C.J. Brown, Maryland’s presumptive starting quarterback and one of its team captains, already had the chance to play extinguished in the preseason.
He wasn’t about to surrender the one thing certain to get him on the field: A trek to midfield for the pregame coin toss each week.
“They asked me the first game if I wanted to do it and I said ‘Heck, yeah, I’ll crutch out to the 50. I’ll suck up the pain,’” Brown said Wednesday in his first discussion with reporters about his Aug. 14 injury. “I wouldn’t give that up for the world.”
Brown shed his crutches weeks ago, though his recovery from a torn right anterior cruciate ligament during preseason practice continues. His successor, Perry Hills, tore his left ACL in Saturday’s loss to N.C. State, leaving the Terrapins (4-3, 2-1 ACC) to work with sophomore Devin Burns and Caleb Rowe at quarterback.
In what might have been a lost year, Brown finds ways to help his team. He is a regular on road trips. He sits in on position meetings. He was a sounding board for Hills as the freshman prepared for his seven starts.
This week, he is helping the Terps’ staff provide a crash course in playing quarterback in offensive coordinator Mike Locksley’s system to tight end Brian McMahon and linebacker Shawn Petty, Maryland’s new emergency options.
“It’s been invaluable having a guy like him,” Locksley said.

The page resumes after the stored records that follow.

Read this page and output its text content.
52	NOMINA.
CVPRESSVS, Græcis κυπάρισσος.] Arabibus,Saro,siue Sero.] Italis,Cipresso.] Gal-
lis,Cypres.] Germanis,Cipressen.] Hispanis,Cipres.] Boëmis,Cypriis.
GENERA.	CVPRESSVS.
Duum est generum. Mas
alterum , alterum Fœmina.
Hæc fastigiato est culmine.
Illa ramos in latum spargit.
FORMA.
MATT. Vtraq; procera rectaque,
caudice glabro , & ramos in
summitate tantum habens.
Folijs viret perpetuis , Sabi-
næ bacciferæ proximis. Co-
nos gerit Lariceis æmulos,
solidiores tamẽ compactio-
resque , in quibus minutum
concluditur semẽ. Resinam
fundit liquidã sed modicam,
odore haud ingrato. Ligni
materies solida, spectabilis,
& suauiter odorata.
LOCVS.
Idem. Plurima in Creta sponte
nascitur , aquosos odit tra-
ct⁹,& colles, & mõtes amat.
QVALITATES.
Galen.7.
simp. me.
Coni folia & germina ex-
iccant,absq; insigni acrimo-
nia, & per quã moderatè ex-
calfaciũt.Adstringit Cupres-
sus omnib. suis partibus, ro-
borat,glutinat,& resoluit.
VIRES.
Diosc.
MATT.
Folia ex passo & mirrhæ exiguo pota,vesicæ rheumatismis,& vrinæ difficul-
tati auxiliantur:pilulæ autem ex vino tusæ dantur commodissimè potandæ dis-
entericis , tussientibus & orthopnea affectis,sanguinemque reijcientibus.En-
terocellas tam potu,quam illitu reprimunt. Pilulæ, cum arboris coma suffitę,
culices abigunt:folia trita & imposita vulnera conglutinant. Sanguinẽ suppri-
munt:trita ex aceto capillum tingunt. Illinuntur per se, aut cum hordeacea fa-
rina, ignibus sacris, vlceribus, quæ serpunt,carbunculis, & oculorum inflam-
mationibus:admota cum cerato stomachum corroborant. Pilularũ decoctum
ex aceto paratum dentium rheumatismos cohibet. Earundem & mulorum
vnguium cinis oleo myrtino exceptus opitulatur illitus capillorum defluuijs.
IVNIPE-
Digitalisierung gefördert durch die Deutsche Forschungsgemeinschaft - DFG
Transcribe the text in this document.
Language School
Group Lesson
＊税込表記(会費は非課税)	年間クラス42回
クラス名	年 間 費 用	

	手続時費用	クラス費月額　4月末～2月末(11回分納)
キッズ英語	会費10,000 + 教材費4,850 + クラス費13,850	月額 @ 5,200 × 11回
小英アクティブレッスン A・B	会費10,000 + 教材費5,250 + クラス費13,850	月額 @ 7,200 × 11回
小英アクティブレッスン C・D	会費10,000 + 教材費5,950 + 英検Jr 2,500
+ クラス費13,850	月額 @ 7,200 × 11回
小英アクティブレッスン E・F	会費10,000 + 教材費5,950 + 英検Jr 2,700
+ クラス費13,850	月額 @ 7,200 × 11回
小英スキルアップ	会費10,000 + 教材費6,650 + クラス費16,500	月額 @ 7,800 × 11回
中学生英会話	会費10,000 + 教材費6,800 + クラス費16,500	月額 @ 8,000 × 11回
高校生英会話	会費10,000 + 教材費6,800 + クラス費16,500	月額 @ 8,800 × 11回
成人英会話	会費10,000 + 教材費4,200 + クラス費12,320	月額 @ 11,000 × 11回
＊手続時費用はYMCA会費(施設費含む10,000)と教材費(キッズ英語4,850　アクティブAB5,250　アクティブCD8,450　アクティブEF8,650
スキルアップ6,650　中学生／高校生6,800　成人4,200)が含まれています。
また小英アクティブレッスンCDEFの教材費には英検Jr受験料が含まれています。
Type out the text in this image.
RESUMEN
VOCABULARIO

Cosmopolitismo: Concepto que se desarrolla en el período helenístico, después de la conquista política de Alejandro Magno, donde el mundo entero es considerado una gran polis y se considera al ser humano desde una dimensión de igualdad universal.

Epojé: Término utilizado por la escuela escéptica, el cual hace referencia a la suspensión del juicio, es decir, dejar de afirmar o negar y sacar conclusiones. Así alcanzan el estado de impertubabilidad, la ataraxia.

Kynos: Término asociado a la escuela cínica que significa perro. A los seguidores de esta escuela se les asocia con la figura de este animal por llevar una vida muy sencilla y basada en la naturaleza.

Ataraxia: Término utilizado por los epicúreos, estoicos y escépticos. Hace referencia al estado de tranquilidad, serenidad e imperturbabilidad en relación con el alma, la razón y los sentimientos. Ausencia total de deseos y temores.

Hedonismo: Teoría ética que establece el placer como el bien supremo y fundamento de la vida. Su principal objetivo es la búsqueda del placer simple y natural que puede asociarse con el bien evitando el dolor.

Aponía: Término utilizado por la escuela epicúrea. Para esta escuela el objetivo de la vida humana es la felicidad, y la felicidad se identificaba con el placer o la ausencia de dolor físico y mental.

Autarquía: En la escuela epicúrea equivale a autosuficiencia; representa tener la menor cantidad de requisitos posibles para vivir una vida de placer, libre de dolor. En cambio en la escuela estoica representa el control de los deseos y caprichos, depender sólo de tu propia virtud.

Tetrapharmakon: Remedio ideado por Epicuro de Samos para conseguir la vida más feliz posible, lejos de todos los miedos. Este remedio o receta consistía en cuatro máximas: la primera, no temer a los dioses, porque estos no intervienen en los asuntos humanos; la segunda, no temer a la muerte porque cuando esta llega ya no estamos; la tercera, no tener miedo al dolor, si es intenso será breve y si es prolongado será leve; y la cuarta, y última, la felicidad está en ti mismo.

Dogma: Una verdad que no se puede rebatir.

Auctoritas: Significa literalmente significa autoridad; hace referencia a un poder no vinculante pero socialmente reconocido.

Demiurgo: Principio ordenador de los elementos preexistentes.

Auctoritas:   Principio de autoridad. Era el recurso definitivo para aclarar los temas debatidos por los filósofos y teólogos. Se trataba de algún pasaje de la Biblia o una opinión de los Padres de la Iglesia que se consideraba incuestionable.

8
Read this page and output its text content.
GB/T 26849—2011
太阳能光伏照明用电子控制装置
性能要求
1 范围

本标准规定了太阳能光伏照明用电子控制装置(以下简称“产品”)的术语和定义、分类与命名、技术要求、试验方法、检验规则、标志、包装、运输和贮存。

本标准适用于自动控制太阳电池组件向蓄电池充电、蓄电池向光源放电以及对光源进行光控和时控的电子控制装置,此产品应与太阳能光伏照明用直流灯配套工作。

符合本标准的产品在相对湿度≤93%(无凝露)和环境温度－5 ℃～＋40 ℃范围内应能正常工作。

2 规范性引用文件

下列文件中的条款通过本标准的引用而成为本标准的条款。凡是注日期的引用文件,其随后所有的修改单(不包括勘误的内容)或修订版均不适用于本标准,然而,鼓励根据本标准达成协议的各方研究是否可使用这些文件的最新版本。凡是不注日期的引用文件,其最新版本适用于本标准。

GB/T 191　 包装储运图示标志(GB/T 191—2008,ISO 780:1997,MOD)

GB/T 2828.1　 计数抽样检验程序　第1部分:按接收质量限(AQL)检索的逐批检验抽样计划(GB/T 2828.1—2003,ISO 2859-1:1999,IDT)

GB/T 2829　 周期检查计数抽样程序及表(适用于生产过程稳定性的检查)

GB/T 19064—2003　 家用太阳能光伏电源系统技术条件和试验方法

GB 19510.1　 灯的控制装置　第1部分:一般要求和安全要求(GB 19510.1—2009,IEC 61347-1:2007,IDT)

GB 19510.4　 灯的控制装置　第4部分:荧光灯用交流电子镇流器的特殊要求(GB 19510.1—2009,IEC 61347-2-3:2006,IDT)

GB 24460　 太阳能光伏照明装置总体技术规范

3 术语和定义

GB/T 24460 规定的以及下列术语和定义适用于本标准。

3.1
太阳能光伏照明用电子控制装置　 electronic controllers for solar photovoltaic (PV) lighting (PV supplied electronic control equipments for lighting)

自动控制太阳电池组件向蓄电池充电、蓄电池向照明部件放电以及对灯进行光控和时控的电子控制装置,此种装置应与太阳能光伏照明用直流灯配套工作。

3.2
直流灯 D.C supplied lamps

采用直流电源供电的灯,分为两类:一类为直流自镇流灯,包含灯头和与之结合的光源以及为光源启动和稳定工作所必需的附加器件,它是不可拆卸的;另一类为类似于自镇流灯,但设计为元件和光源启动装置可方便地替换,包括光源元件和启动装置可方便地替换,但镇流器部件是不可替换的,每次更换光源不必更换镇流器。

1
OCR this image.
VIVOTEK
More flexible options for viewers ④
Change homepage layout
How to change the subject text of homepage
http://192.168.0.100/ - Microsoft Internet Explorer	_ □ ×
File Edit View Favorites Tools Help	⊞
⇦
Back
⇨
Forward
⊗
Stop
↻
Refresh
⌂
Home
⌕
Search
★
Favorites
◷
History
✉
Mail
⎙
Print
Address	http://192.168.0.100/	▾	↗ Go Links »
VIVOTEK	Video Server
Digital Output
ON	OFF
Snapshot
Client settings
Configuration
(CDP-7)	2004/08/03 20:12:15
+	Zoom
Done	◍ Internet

This wasn’t the role originally carved out for Brown. The redshirt junior, who lost almost his entire 2010 season to a shoulder injury, was the only quarterback on the roster with college experience and had the spring and summer to soak up the nuances of a new offense.
That changed during a noncontact drill inside Byrd Stadium during the second week of preseason camp. He made a standard-issue cut. His knee gave out.
Coach Randy Edsall insisted Brown would remain a major influence on the team. Brown heard from other players who underwent the same rehabilitation process. And teammate Justin Gilbert, himself a veteran of two ACL surgeries, reiterated the most important thing he learned from his comeback.
“One of the biggest pieces of advice I gave him when he got hurt was stick around, make sure you’re still here. …,” Gilbert said. “Everything we have to do as a team, he’s there. They give him a headset on the sideline, he’s listening to the coaches, he’s talking to the coaches, talking to the quarterbacks on the field because coach Locksley is up in the box. He’s as big a part of it as we are and the coaches are.”
Brown split his fall up into three segments. The communication major is on track to graduate at semester’s end, and wrapping up his degree requirements is a priority. He provides an extra voice during meetings and does what he can to improve the Terps, who visit Boston College (1-6, 0-4) on Saturday.
Then there’s the treatment, a twice-daily ritual that keeps him from attending practice but nonetheless is the best way he can improve the fortunes of the program next season.
And, yes, there’s an instinct to return to the field, even though he is aware he is far from ready just two months removed from the injury.
“It feels good right now,” Brown said. “I feel like I can go out there and do something. But in reality, I know my leg’s not strong enough and I know my leg couldn’t take it. It just feels good to be able to walk again and to be able to take care of myself and not rely on someone to get me food or something like that.”
Brown believes he is “where I need to be right now” as he plots his return for next season. He won’t be Maryland’s only tested quarterback in 2013; Hills will presumably be back from his pending surgery, Rowe could play over the final five games and it is uncertain whether Burns will return to wideout.
Eventually, though, Brown plans to again make calls in College Park that go beyond heads or tails.
“It’s not an experience I want to remember but it’ll be with me for the rest of my life,” Brown said as he looked toward the field inside Byrd. “When I get back out there, I’m sure I’ll go out there and stand there and run around that little area there. It’s just something that’s part of the game.”